A Neem oil insecticide is super effective against more than 200 kinds of bugs including Aphids, Mealybugs, and Whiteflies. So, how does Neem oil for marijuana work? Despite not killing bugs automatically, this organic pesticide can prevent insects from feeding, larvae from maturing, reduces mating, and can also coat the bugs, preventing them from breathing.


Organic pesticides for cannabis: Neem oil can be used as a pesticide

Neem oil can be used both as a pesticide and a fungicide.

Depending on your case (if you’re preventing or controlling a pest) and the percentage of Neem oil present in the product you’re using you should dilute it in water, for example, a product that contains 70% Neem oil should be mixed at a ratio of 7ml per liter of water and used as a drench or sprayed throughout all the plant, including the underside of the leaves.

If you’re using it as prevention, you should use it once a week or even once every two weeks but if you’re trying to control and eliminate bugs already present it should be used once every 5-7 days.

Neem oil as a fungicide

There are several ways of dealing with fungi, and Neem oil is one of them. 

A Neem oil fungicide can be used to treat Root rot and Powdery mildew but will depend on the stage your plant is in, if your plant is in the vegetative stage you’ll be fine but if it’s in the flowering stage you should avoid using it.

Is neem oil safe for flowering plants?

Even though Neem oil is safe for flowering cannabis plants, it will alter the taste and aroma of the flowers.


Organic pesticides for cannabis: Neem oil shouldn't be used on buds

Plants can absorb Neem oil so you shouldn't spray flowering plants because it will alter taste and smell.

Neem oil has a really strong and unpleasant smell and taste, it is not recommended to use it either as a foliar spray or in the soil in the flowering stage because neem oil is absorbed by your plant and it will stay in the vascular system for a while.
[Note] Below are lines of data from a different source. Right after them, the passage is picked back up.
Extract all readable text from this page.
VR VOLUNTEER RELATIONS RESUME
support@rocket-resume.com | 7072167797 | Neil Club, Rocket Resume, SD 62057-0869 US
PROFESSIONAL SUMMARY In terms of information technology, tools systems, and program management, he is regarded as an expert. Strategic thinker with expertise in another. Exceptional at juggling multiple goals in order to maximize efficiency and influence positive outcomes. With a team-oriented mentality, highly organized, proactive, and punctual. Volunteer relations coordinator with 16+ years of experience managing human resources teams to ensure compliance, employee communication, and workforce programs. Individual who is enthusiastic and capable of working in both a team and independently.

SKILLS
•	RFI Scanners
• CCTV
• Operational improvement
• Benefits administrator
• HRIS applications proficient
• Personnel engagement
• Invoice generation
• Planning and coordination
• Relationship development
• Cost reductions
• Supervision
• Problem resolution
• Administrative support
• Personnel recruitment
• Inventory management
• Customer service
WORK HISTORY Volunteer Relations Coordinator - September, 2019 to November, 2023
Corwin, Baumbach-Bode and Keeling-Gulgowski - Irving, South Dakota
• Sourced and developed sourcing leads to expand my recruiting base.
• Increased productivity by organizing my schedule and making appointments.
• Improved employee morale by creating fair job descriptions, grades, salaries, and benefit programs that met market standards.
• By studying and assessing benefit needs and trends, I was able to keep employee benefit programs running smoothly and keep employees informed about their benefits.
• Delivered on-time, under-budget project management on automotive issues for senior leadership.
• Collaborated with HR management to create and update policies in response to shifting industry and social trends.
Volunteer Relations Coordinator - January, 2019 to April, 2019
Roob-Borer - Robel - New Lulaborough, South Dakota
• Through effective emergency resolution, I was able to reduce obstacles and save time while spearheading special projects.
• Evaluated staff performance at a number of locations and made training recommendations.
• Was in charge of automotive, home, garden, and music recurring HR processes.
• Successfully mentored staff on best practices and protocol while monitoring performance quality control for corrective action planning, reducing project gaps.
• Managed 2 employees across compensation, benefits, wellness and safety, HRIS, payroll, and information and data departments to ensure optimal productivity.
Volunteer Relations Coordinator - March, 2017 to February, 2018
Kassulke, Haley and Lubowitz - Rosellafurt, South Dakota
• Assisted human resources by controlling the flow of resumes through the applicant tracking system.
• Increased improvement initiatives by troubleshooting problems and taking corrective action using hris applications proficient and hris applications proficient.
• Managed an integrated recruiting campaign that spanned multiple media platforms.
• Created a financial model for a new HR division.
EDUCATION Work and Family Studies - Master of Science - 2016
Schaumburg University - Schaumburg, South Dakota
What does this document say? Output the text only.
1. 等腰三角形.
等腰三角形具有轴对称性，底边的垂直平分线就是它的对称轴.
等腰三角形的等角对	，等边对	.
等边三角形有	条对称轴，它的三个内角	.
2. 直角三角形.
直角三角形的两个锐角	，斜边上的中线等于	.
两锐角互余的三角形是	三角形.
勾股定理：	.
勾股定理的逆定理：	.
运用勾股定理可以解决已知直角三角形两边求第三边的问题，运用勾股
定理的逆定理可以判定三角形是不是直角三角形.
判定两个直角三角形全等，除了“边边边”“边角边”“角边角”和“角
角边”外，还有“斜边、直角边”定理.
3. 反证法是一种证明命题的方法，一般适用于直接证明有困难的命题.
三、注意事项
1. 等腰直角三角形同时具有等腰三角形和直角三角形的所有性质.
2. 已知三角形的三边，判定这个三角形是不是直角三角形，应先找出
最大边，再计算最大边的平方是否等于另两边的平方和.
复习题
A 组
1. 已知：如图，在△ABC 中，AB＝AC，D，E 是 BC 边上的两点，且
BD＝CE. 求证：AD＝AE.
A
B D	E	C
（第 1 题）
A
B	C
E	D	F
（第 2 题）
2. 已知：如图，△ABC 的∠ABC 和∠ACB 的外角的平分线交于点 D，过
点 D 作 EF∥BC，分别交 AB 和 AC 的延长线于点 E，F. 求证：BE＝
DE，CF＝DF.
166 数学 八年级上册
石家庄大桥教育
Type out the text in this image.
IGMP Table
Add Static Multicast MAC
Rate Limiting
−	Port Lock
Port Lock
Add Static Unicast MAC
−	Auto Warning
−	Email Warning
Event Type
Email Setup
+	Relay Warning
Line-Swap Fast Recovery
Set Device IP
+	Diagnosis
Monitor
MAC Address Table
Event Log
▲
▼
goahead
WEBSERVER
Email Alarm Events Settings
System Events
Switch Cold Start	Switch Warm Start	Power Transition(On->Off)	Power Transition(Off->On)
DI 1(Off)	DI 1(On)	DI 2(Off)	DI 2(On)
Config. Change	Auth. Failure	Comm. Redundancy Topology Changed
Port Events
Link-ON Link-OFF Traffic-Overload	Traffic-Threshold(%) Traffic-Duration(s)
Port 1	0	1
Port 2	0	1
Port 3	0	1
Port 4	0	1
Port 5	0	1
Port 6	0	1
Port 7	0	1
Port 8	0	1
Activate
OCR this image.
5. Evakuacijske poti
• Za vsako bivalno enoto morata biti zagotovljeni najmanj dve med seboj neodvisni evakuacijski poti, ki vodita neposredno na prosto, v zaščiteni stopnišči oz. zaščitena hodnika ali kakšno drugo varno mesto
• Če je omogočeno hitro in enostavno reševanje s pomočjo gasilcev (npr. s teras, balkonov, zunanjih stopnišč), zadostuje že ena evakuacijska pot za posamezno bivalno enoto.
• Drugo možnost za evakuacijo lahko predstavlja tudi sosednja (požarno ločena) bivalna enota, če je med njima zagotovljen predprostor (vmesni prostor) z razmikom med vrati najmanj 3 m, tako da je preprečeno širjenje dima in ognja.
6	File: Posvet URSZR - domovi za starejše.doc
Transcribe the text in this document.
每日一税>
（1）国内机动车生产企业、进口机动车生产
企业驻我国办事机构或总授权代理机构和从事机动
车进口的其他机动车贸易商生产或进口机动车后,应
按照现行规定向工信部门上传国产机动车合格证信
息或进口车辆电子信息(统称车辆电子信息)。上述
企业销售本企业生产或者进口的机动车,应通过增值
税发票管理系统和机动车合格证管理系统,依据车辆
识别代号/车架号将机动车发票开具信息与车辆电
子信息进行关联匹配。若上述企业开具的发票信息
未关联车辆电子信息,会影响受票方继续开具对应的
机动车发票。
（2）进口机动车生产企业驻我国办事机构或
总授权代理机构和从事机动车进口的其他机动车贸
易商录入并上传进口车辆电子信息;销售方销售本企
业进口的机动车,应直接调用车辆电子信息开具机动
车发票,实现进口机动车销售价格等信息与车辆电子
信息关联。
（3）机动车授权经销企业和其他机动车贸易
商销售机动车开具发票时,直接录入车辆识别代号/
If you need to treat fungus or bugs in the flowering stage you’ll be better off using alternatives such as mixing alcohol or baking soda with water.

Is neem oil safe for humans?

For the most part, yes - neem oil is safe for humans, but don't go using it as a substitute for olive oil in your salad dressing just yet. The EPA class neem oil as a “low toxicity” substance, and while it is rarely fatal for any mammals, including humans, it can cause allergic reactions and some skin irritation issues.  As long as you take the necessary precautions (like not drinking it, and using proper protective equipment such as gloves and masks) you should be totally fine. Since Neem oil for spider mites on cannabis or any other bug is very potent, it is not 100% safe for humans and animals. Ingesting as little as 20ml can cause vomiting and convulsions. Even though it may seem a bit crazy to drink Neem oil, there have been lots of cases of Neem oil toxicity and it can also affect liver and fertility.

It is advised children and pregnant women stay away not only from Neem oil but from all Neem products in general.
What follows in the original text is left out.